Greenpeace activists secretly invaded a French nuclear site before dawn Monday and draped a banner on its reactor containment building, embarrassing the government and exposing the vulnerability of atomic sites in France. Police, whom Greenpeace told immediately of the publicity stunt, took several hours to round up nine intruders who had broken into the power plant in Nogent-sur-Seine, about 95 kilometers (60 miles) south-east of Paris.
France, which gets about three-quarters of its electricity from nuclear power, regularly faces protests from environmental activists over shipments of nuclear waste. Activist incursions into atomic plants are unusual. Greenpeace said the break-in aimed to show that an ongoing review of safety measures ordered by French authorities after a tsunami ravaged Japan's Fukushima Dai-ichi nuclear plant earlier this year was focused too narrowly on possible natural disasters, and not human factors.

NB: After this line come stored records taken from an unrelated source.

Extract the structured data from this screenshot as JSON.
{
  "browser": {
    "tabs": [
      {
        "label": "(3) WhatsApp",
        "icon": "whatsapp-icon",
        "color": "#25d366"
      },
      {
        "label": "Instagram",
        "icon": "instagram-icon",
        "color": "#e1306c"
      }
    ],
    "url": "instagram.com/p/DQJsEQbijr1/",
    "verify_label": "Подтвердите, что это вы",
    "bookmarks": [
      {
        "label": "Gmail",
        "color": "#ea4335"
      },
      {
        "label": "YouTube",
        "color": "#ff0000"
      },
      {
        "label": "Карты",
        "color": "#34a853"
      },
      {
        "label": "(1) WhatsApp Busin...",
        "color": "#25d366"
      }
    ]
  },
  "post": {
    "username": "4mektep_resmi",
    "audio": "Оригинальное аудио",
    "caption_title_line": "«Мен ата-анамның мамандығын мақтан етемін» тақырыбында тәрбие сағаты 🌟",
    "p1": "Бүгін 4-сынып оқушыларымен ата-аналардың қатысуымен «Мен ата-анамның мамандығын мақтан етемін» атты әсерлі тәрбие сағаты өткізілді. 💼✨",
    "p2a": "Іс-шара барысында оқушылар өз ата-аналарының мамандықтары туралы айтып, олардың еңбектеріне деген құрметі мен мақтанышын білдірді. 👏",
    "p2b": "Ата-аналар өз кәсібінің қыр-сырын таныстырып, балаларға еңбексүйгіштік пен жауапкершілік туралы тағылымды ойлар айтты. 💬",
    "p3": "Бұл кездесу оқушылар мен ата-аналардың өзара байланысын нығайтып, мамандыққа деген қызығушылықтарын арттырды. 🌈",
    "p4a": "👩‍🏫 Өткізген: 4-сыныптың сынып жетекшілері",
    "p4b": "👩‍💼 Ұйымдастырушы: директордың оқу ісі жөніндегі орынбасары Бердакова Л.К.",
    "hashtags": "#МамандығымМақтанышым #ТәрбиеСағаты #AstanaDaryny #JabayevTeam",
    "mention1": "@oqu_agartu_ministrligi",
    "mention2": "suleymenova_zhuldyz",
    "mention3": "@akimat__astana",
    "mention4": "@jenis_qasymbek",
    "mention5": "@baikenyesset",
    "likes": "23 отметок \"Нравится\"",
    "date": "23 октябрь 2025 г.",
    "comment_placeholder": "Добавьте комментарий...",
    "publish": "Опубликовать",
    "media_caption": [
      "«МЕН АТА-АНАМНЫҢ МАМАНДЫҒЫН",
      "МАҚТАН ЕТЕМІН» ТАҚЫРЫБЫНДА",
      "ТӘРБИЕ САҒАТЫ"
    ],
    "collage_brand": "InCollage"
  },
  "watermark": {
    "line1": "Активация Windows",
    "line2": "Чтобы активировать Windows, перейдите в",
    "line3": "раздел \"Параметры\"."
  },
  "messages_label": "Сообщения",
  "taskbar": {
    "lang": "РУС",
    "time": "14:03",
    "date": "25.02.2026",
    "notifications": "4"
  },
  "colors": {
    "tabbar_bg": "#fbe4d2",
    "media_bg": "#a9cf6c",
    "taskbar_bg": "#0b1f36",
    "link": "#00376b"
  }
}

Activists who tried to enter three other French nuclear sites in the co-ordinated action Monday were prevented from doing so, but Greenpeace said other invaders were still holed up inside other, unspecified, nuclear sites. That prompted authorities to immediately launch a "thorough sweep" of all of France's 20 nuclear power plants, Interior Oinistry spokesman Pierre-Henry Brandet said by phone. Interior Minister Claude Gueant has scheduled a meeting this week to launch a review of the security breach, Brandet said.
French power company Electricite de France, which operates the site, denounced the "illegal" break-in at Nogent-sur-Seine, and insisted that it did not harm security at the site. After Greenpeace alerted authorities that its activists were behind the incursion, police and security teams held their fire and allowed the peaceful activists to continue scaling a containment building that houses the reactor to put a banner on top, Brandet said. The activists didn't penetrate the reactor.
EDF said activists' banners were also hung on the outside of two other nuclear sites Chinon in north-western France and Blayais in the south-west before they were removed. Three other activists were driven off by security forces while trying to enter yet another plant, in south-eastern Cadarache. "We have to understand what's behind this malfunction notably in Nogent," Brandet said, adding that "in the other sites security worked the intrusions were thwarted."